Introdução do ensino da Educação Moral e Religiosa divide opiniões

21/05/2019 01:24 - Modificado em 21/05/2019 01:24

O Ministério da Educação pretende implementar a disciplina de Educação Moral e Religiosa nas escolas públicas, conforme previsto no acordo jurídico assinado entre a Santa Sé e o Estado de Cabo Verde, isto já no próximo ano lectivo 2019/2020.

Na quinta-feira passada, 16, durante a primeira sessão de Maio no Parlamento e durante o período de Questões Gerais, Maritza Rosabal, Ministra da Educação disse que o ensino da Educação Moral e Religiosa nas escolas públicas nacionais está dentro da legalidade. Mais ainda, a mesma perspectiva é que disciplina seja implementada já no início do ano lectivo 2019/2020.

Maritza Rosabal sublinhou que a frequência da disciplina é facultativa e de livre escolha pelos educandos e seus pais e educadores.

São 13 as escolas do país que, no início do ano lectivo, farão a experiência. Acontece, que como matéria fracturante  as opiniões dividem-se perante tal questão. Segundo os defensores desta iniciativa, é preciso que o projeto avançe para que as crianças aprendem e sejam edificadas no caminho da vida e que possam ter uma base necessária para uma sociedade sólida responsável e sustentável. ”Como um estado laico que Cabo Verde é, aproveitem e introduzam esta nova disciplina a todas as crenças e religiões”.

Por isso defendem que é preciso incutir a disciplina nas escolas, porque “não se constrói uma sociedade sólida e próspera sem nenhuma entidade pode chamar o que quiser para mim é quem fez o céu e a terra. E quem não quiser incutir nos seus filhos valores cristão tem a sua opção”.

“Acredito que é uma boa decisão, ensinar desde cedo os valores morais e religiosos para que eles possam crescer conscientes disso. Com uma postura católica e apreender a respeitar a todas. Porque esta nova geração precisa muito de uma luz divina”.

E que a afirmam ainda que “a sua inserção possa ser a resposta para a violência, como bullyng, drogas, criminalidade, e ainda a negligência e a corrupção. E qualquer que seja a religião, o ensino religioso trará princípios éticos e filosóficos básicos para os alunos e que cada um será livre para seguir ou não dentro de uma religião, como o amor ao próximo, o verdadeiro valor da família e a importância do individuo na sociedade.

No entanto, existem aqueles que se posicionam sobre isso, alegando que não se pode obrigar as crianças a aprender sobre nenhuma religião. Cada um deve ser livre de decidir se quer ou não enveredar por este caminho. “Todos têm o direito de manifestar sua fé, mas incluir a disciplina nas escolas pode causar momentos embaraçosos”. Dizem que é facultativo, mas o que fazer com os estudantes que, por algum motivo, não queiram participar das atividades?

Apesar de nenhum aluno ser obrigado a matricular-se na disciplina, uma vez que é facultativa, o que acontece se não o fizer. Mais como será preenchido esse tempo dentro dos horários escolares, questiona um encarregado de educação, que não quer ver o seu educando prejudicado porque se negou a assistir a disciplina.

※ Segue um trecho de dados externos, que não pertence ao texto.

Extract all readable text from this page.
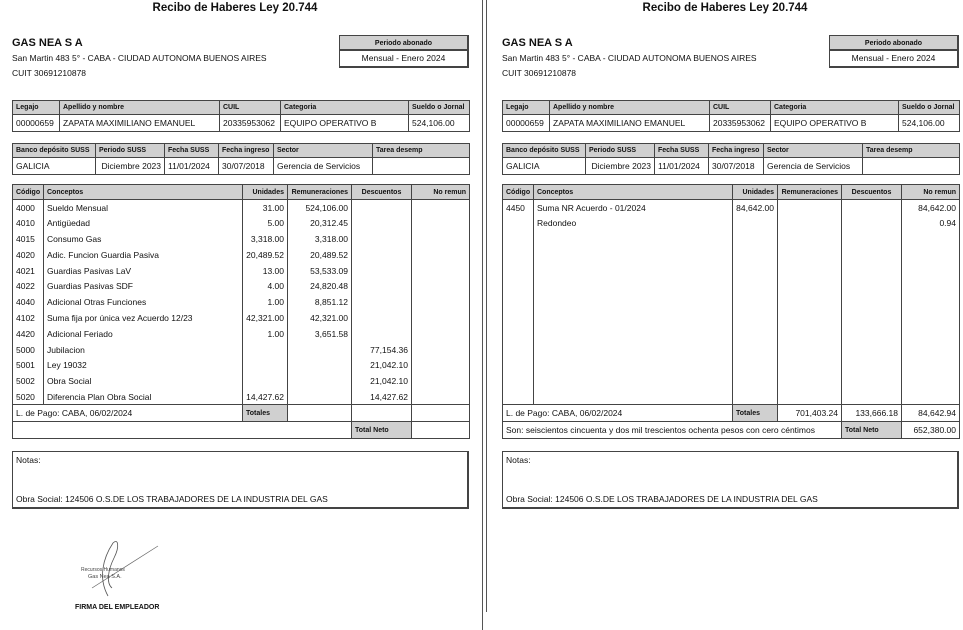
Recibo de Haberes Ley 20.744
GAS NEA S A
San Martin 483 5° - CABA - CIUDAD AUTONOMA BUENOS AIRES
CUIT 30691210878
Periodo abonado
Mensual - Enero 2024
Legajo	Apellido y nombre	CUIL	Categoria	Sueldo o Jornal
00000659	ZAPATA MAXIMILIANO EMANUEL	20335953062	EQUIPO OPERATIVO B	524,106.00
Banco depósito SUSS	Periodo SUSS	Fecha SUSS	Fecha ingreso	Sector	Tarea desemp
GALICIA	Diciembre 2023	11/01/2024	30/07/2018	Gerencia de Servicios	
Código	Conceptos	Unidades	Remuneraciones	Descuentos	No remun
4000	Sueldo Mensual	31.00	524,106.00		
4010	Antigüedad	5.00	20,312.45		
4015	Consumo Gas	3,318.00	3,318.00		
4020	Adic. Funcion Guardia Pasiva	20,489.52	20,489.52		
4021	Guardias Pasivas LaV	13.00	53,533.09		
4022	Guardias Pasivas SDF	4.00	24,820.48		
4040	Adicional Otras Funciones	1.00	8,851.12		
4102	Suma fija por única vez Acuerdo 12/23	42,321.00	42,321.00		
4420	Adicional Feriado	1.00	3,651.58		
5000	Jubilacion			77,154.36	
5001	Ley 19032			21,042.10	
5002	Obra Social			21,042.10	
5020	Diferencia Plan Obra Social	14,427.62		14,427.62	
L. de Pago: CABA, 06/02/2024		Totales			
				Total Neto	
Notas:
Obra Social: 124506 O.S.DE LOS TRABAJADORES DE LA INDUSTRIA DEL GAS
Recursos Humanos
Gas Nea S.A.
FIRMA DEL EMPLEADOR
Recibo de Haberes Ley 20.744
GAS NEA S A
San Martin 483 5° - CABA - CIUDAD AUTONOMA BUENOS AIRES
CUIT 30691210878
Periodo abonado
Mensual - Enero 2024
Legajo	Apellido y nombre	CUIL	Categoria	Sueldo o Jornal
00000659	ZAPATA MAXIMILIANO EMANUEL	20335953062	EQUIPO OPERATIVO B	524,106.00
Banco depósito SUSS	Periodo SUSS	Fecha SUSS	Fecha ingreso	Sector	Tarea desemp
GALICIA	Diciembre 2023	11/01/2024	30/07/2018	Gerencia de Servicios	
Código	Conceptos	Unidades	Remuneraciones	Descuentos	No remun
4450	Suma NR Acuerdo - 01/2024	84,642.00			84,642.00
	Redondeo				0.94

L. de Pago: CABA, 06/02/2024		Totales	701,403.24	133,666.18	84,642.94
Son: seiscientos cincuenta y dos mil trescientos ochenta pesos con cero céntimos				Total Neto	652,380.00
Notas:
Obra Social: 124506 O.S.DE LOS TRABAJADORES DE LA INDUSTRIA DEL GAS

Outra questão que se levanta, deve-se ao facto do responsável por lecionar a disciplina caia no erro de impor a sua crença aos estudantes, ou que aja de forma preconceituosa em relação às outras religiões, que não a sua? 

Refira-se que Cabo Verde e a Santa Sé adotaram, em junho de 2013, um instrumento jurídico, também conhecido como Concordata, e a introdução do ensino da Educação Moral e Religiosa situa-se precisamente na esfera da introdução de valores na Sociedade.  

  1. LPM

    Nós os um povo muito especial. Há uma iniciativa, que é fruto, ao maué parece de um acordo assinado entre dois. Estados, Cabo Verde e o Vaticano. As aulas de religião e moral, como havia no período colonial, são facultativas e dadas em 13 estabelecimentos à título experimental. Logo, há uma experiência que irá ser feita e conclusões a tirar, para melhorar tudo o que possa estar a correr mal. De certeza que o Director das escolas eleitas neste período experimental, irá ocupar os alunos cujos encarregados de educação não os matricularam nestas aulas, que são facultativas.
    Por outro lado, na grelha das aulas poder- se – a encontrar um furo onde introduzir a aula de forma que alunos que não assistem vão para casa. Não, há toda esta série de vaticínios, carente de lógica é um comentar já deu nome à disciplina. Educação moral e religiosa católica. Haja paciência.